Project 9: Statistical Inference Workbench

Build an inference workbench for estimation, intervals, tests, and power-aware decision making.

Quick Reference

Attribute Value
Difficulty Level 3: Advanced
Time Estimate 2 weeks
Main Programming Language Python
Alternative Programming Languages R, Julia
Coolness Level Level 4: Hardcore Tech Flex
Business Potential 2. The “Micro-SaaS / Pro Tool”
Prerequisites Projects 6-8
Key Topics Estimation, CI, hypothesis tests, power analysis

1. Learning Objectives

  1. Implement point estimators and uncertainty intervals.
  2. Compare CLT and bootstrap confidence intervals.
  3. Select and run z/t/chi-square/ANOVA tests appropriately.
  4. Integrate power analysis into pre-analysis planning.

2. All Theory Needed (Per-Concept Breakdown)

2.1 Estimation and Interval Logic

  • Fundamentals: Estimators map samples to parameter guesses; intervals communicate precision.
  • Deep Dive into the concept: Bias/variance tradeoffs, asymptotic approximations, and bootstrap alternatives shape confidence in estimates.

2.2 Testing and Decision Errors

  • Fundamentals: Hypothesis tests evaluate compatibility of data with null assumptions.
  • Deep Dive into the concept: Type I/II tradeoffs and power planning determine practical decision reliability.

3. Project Specification

3.1 What You Will Build

A CLI workbench that produces estimates, intervals, test results, and power-based decision notes.

3.2 Functional Requirements

  1. Point estimation module for means/proportions.
  2. CI module (normal approx + bootstrap).
  3. Test module (z, t, chi-square, ANOVA).
  4. Power planning and minimum sample size recommendations.

3.3 Non-Functional Requirements

  • Reproducible test runs and report manifests.
  • Explicit assumptions logged per method.

3.4 Example Usage / Output

$ python inference_workbench.py --config configs/uplift.yaml
Point estimate: 0.0132
95% CI (CLT): [0.0041, 0.0223]
95% CI (bootstrap): [0.0038, 0.0227]
p-value: 0.0047
Power: 0.91
Decision: effect likely above practical threshold

3.5 Real World Outcome

You produce inference reports that are explicit about uncertainty and error costs, not only significance labels.


4. Solution Architecture

Input config -> estimator/CI/test modules -> power module -> decision report

5. Implementation Guide

5.1 Development Environment Setup

pip install numpy scipy statsmodels

5.2 Project Structure

P09/
  inference_workbench.py
  configs/
  outputs/

5.3 The Core Question You Are Answering

“What conclusion is justified given uncertainty, assumptions, and error costs?”

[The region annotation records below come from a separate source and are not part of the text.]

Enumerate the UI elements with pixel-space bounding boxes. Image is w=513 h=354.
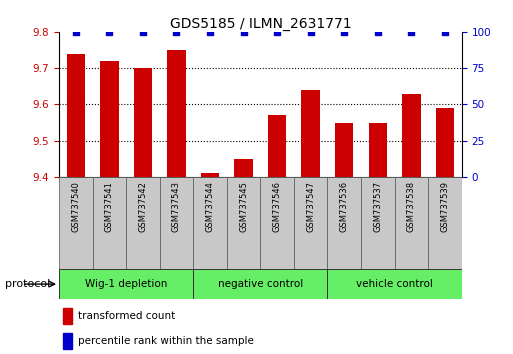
Bar (63, 308, 72, 324)
Text: negative control: negative control (218, 279, 303, 289)
Text: GSM737538: GSM737538 (407, 181, 416, 232)
Title: GDS5185 / ILMN_2631771: GDS5185 / ILMN_2631771 (169, 17, 351, 31)
Bar (361, 177, 394, 269)
Text: GSM737545: GSM737545 (239, 181, 248, 232)
Text: GSM737537: GSM737537 (373, 181, 382, 232)
Point (307, 29, 315, 35)
Point (273, 29, 281, 35)
Bar (92, 177, 126, 269)
Text: GSM737540: GSM737540 (71, 181, 80, 232)
Bar (368, 122, 387, 177)
Text: GSM737544: GSM737544 (206, 181, 214, 232)
Point (373, 29, 382, 35)
Bar (167, 50, 186, 177)
Point (340, 29, 348, 35)
Point (139, 29, 147, 35)
Text: GSM737542: GSM737542 (139, 181, 147, 232)
Bar (294, 177, 327, 269)
Bar (126, 177, 160, 269)
Bar (428, 177, 462, 269)
Text: percentile rank within the sample: percentile rank within the sample (78, 336, 254, 346)
Bar (327, 177, 361, 269)
Point (407, 29, 416, 35)
Text: GSM737543: GSM737543 (172, 181, 181, 232)
Bar (59, 269, 193, 299)
Bar (100, 61, 119, 177)
Text: Wig-1 depletion: Wig-1 depletion (85, 279, 167, 289)
Bar (302, 90, 320, 177)
Bar (227, 177, 260, 269)
Text: GSM737541: GSM737541 (105, 181, 114, 232)
Point (206, 29, 214, 35)
Bar (436, 108, 454, 177)
Text: GSM737536: GSM737536 (340, 181, 349, 232)
Point (240, 29, 248, 35)
Text: GSM737539: GSM737539 (441, 181, 449, 232)
Text: GSM737546: GSM737546 (272, 181, 282, 232)
Bar (335, 122, 353, 177)
Text: transformed count: transformed count (78, 311, 175, 321)
Bar (327, 269, 462, 299)
Bar (234, 159, 253, 177)
Point (72, 29, 80, 35)
Point (441, 29, 449, 35)
Bar (59, 177, 92, 269)
Text: vehicle control: vehicle control (356, 279, 433, 289)
Text: protocol: protocol (5, 279, 50, 289)
Bar (268, 115, 286, 177)
Bar (160, 177, 193, 269)
Bar (134, 68, 152, 177)
Bar (260, 177, 294, 269)
Point (172, 29, 181, 35)
Bar (193, 269, 327, 299)
Bar (67, 54, 85, 177)
Bar (394, 177, 428, 269)
Bar (63, 333, 72, 348)
Point (105, 29, 113, 35)
Bar (402, 93, 421, 177)
Bar (201, 173, 219, 177)
Text: GSM737547: GSM737547 (306, 181, 315, 232)
Bar (193, 177, 227, 269)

5.4 Concepts You Must Understand First

  1. Bias and variance
  2. Confidence intervals
  3. Hypothesis testing framework
  4. Power and effect size

5.5 Questions to Guide Your Design

  1. Which test is valid for each data type/assumption set?
  2. How will you encode practical significance thresholds?
  3. How do you prevent p-hacking workflows?

5.6 Thinking Exercise

Explain how two analyses with the same p-value can lead to opposite business decisions.

5.7 The Interview Questions They’ll Ask

  1. What does a confidence interval mean?
  2. Why can significant results be practically trivial?
  3. When use bootstrap CI over CLT CI?
  4. What is the difference between Type I and Type II errors?
  5. Why is power analysis pre-study critical?

5.8 Hints in Layers

  • Hint 1: Implement one test path first.
  • Hint 2: Add interval alternatives.
  • Hint 3: Add power logic and planning mode.
  • Hint 4: Add assumptions audit in final report.

5.9 Books That Will Help

Topic Book Chapter
Inference foundations Casella & Berger Ch. 7-10
Practical testing OpenIntro Statistics inference chapters
Power planning applied biostatistics references selected

6. Testing Strategy

  • Validate against known textbook examples.
  • Compare CI methods on skewed synthetic data.
  • Verify power outputs against external calculators.

7. Common Pitfalls & Debugging

Pitfall Symptom Solution
Wrong test selection conflicting conclusions assumption-driven routing
Missing practical threshold overreaction to tiny effects effect-size gate
No power planning underpowered studies pre-analysis sample-size module

8. Extensions & Challenges

  • Add sequential testing controls.
  • Add equivalence testing path.

9. Real-World Connections

  • Product A/B decision systems.
  • Clinical and quality-control decision pipelines.

10. Resources

  • Casella & Berger
  • OpenIntro Statistics

11. Self-Assessment Checklist

  • I can pick tests from assumptions.
  • I can explain CI and p-value limitations.
  • I can plan study power before data collection.

12. Submission / Completion Criteria

Minimum: one complete estimator+CI+test+power pipeline.

Full: supports multiple metric types with assumptions audit trails.